THE SEVEN FACES OF JANE leaves much to be desired
The Seven Faces of Jane
Directed by Gillian Jacobs, Gia Coppola, Boma Iluma, Ryan Heffington, Xan Cassavetes, Julian J. Acosta, Ken Jeong, and Alex Takács
Written by Gillian Jacobs, Nick Iwataki, Boma Iluma, Ben Del Vecchio, Ryan Heffington, Xan Cassavetes, Julian J. Acosta, Antonio Macia, Kaydee Volpi, Tran Ho, Alex Takács
Starring Gillian Jacobs, Joel McHale, Chido Nwokocha, and Daniela Hernandez
Runtime: 92 minutes
In Theaters and On Demand January 13
by Mathilda Hallstrom, Staff Writer
In The Seven Faces of Jane, the story of Jane (Gillian Jacobs), a young, single mother in Los Angeles, is told through the eyes of seven different directors. Assembled by producer Roman Coppola, all seven directors played a game of exquisite corpse: each individual contribution was written and directed with no knowledge of the rest of the film, and later put together by Coppola to tell the story of Jane as she opens herself up to new experiences. After dropping her daughter off at sleepaway camp, Jane meets new friends, says goodbye to old lovers, and wanders the landscape of Los Angeles.
While The Seven Faces of Jane is certainly interesting in its premise, it leaves much to be desired in its execution. The film is forced to migrate through different genres, tones, and pacing, sometimes rather awkwardly and seemingly little consideration for the structure of the film itself. Frankly, most of the film presents itself as a car commercial, with entire segments dedicated to showing Gillian Jacobs driving, charging, or dancing on top of her electric Mustang.
When Coppola isn’t hawking a Ford product, the film does make an honest attempt to tell stories about Jane: Boma Iluma’s “Tayo” offers a visually arresting journey into the past for Jane as she reunites with an ex, and Ken Jeong’s “The One Who Got Away” pulls two very earnest and touching performances out of Jacobs and co-star Joel McHale (hopefully this isn’t the Community movie we were promised, though).
But in a film that purports to tell the story of one woman, we never really get to know Jane. We don’t see seven different versions of the same woman or derive any real complex understanding of her life or interiority, we just see different stylistic clippings of who Jane might be. In Xan Cassavetes’ “The Lonesome Road”, Jane picks up a young female hitchhiker, Valentina (Emanuela Postacchini), a woman whose only self-reported interest is finding cute boys to flirt with. Jane announces to Valentina that she’s running away — from nothing and no one, seemingly, for no reason — and as soon as she and Valentina part ways, she’s right back where she started.

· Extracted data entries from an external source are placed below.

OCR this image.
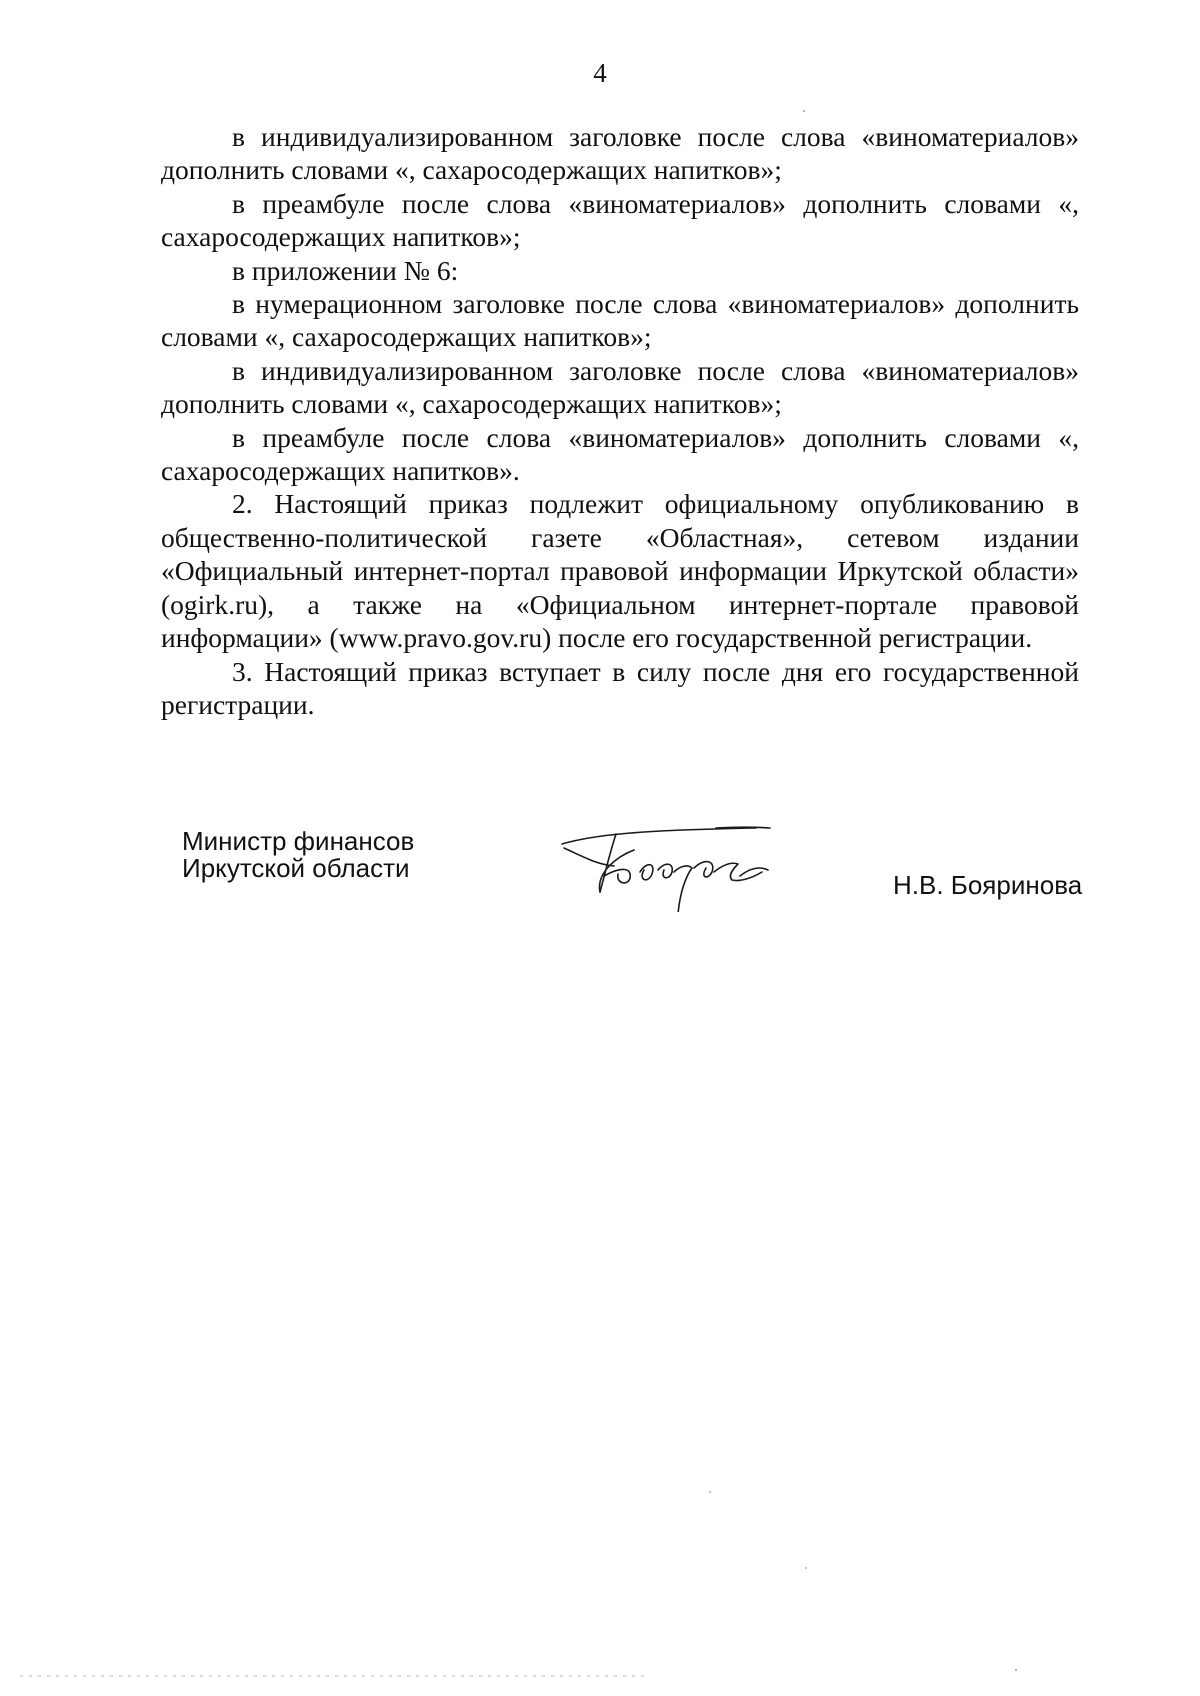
4

в индивидуализированном заголовке после слова «виноматериалов» дополнить словами «, сахаросодержащих напитков»;

в преамбуле после слова «виноматериалов» дополнить словами «, сахаросодержащих напитков»;

в приложении № 6:

в нумерационном заголовке после слова «виноматериалов» дополнить словами «, сахаросодержащих напитков»;

в индивидуализированном заголовке после слова «виноматериалов» дополнить словами «, сахаросодержащих напитков»;

в преамбуле после слова «виноматериалов» дополнить словами «, сахаросодержащих напитков».

2. Настоящий приказ подлежит официальному опубликованию в общественно-политической газете «Областная», сетевом издании «Официальный интернет-портал правовой информации Иркутской области» (ogirk.ru), а также на «Официальном интернет-портале правовой информации» (www.pravo.gov.ru) после его государственной регистрации.

3. Настоящий приказ вступает в силу после дня его государственной регистрации.

Министр финансов
Иркутской области
Н.В. Бояринова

Moreover, The Seven Faces of Jane was given the opportunity to tell rich, stimulating stories about life, and half of them are filled with meaningless garb and exposition and, again, innumerable expository shots of Jane’s car. To its credit, star Gillian Jacobs’ performance rarely wavers through the film’s discrepancies — she is willing to let the directors take her where they need her to go while doing her best to pin something down in all of the mess.